Plaque in memory of Diana de Ramsey, wife of Henry Broughton (brother to 1st Lord Fairhaven)
The property is open on the first Sunday of the month only, and is entirely run by volunteer support. Yet here, at Ramsey, some of the finest medieval minds were at work. Documentation scattered across archives all over the world show that medieval scholars were hard at work here, drawing some of the earliest maps, preparing complicated calculus, and making depictions of the night sky. 



Ramsey Abbey Gatehouse - interior     
The Dissolution meant that Ramsey Abbey was broken up, and its buildings mined for building materials (partly the reason why the village of Ramsey looks so picturesque today). The small scale of the property belies, therefore, a much more significant past.

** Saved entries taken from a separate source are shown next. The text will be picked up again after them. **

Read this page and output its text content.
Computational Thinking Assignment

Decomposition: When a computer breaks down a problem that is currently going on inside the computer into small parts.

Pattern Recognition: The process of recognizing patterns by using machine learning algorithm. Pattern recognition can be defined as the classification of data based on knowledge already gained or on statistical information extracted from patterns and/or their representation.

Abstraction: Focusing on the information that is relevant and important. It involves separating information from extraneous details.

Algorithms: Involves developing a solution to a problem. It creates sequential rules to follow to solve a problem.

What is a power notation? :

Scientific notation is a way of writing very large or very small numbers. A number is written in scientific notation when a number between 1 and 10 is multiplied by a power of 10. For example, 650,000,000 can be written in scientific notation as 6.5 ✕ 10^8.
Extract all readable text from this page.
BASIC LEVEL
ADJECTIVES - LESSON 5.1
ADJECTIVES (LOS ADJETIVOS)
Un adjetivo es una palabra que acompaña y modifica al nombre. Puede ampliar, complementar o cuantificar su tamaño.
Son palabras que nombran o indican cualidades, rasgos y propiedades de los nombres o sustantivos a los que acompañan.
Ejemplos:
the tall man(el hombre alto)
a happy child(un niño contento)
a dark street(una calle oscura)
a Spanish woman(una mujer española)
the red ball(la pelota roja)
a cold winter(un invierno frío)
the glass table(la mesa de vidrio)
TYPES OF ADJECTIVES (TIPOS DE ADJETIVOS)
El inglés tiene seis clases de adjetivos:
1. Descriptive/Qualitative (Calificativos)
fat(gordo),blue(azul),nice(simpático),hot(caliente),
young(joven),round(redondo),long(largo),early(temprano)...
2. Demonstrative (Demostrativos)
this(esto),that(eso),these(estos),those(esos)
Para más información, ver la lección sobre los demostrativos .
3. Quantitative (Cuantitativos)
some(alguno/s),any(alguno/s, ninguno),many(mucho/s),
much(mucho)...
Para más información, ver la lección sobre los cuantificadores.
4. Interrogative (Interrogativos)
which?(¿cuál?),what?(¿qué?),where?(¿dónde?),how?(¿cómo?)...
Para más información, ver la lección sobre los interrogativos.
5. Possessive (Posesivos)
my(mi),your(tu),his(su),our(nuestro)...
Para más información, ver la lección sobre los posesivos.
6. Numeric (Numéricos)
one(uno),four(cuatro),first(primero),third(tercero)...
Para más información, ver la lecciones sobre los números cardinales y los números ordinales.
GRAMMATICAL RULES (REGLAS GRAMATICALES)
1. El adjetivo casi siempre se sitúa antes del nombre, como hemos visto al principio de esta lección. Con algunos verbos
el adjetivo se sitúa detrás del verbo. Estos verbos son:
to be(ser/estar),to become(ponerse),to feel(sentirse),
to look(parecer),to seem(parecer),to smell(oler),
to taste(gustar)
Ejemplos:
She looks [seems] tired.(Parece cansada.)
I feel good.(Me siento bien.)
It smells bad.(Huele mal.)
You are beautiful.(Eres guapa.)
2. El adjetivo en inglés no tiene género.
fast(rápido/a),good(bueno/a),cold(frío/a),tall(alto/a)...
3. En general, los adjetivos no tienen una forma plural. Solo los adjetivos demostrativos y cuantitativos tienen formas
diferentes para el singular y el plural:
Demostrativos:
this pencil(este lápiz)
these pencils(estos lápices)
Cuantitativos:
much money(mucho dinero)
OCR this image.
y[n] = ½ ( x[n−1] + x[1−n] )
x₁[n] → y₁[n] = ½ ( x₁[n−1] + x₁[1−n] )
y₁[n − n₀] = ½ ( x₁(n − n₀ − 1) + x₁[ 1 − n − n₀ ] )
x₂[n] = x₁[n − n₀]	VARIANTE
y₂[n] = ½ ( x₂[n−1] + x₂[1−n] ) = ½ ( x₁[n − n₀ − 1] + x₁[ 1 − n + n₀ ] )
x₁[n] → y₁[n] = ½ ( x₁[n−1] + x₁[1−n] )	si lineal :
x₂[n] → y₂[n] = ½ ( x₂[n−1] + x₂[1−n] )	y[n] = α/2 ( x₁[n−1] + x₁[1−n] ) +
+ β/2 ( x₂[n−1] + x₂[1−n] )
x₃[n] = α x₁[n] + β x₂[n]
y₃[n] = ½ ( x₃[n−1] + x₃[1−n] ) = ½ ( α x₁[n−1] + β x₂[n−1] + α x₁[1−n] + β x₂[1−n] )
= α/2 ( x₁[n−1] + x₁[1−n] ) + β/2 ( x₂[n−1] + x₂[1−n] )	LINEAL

My next stop was Willington Dovecote and stables. As well as boasting a fine, distinctive sixteenth-century dovecote, possibly built for a visit by Henry VIII, Willington has a very special place in the history of the National Trust in the East of England. It was the very first building to be acquired in the region by the National Trust, in 1914, following a successful campaign by Miss Orlebar, daughter of the local vicar, who bought it to save it from demolition.
 
Willington Dovecote
The stables opposite the dovecote offer yet further intrigue. A fine fireplace in the upstairs room suggests that this was more than just a place to stable horses or cattle. A graffito on the fireplace even suggests John Bunyan paid a visit from nearby Bedford (I wonder how accurate that is, mind…).
 
John Bunyan woz 'ere
So much at Willington has been lost. There would formerly have been a range of buildings here, part of a substantial landed estate. It’s much like Ramsey Abbey, in other words. It is today the shadow of something that would, in its time, have been of national significance, a haunt of kings and lords. You don’t have to look far in the East of England to uncover intriguing stories like this. It’s why all of us who work or volunteer for the Trust in the East count ourselves as being so very lucky.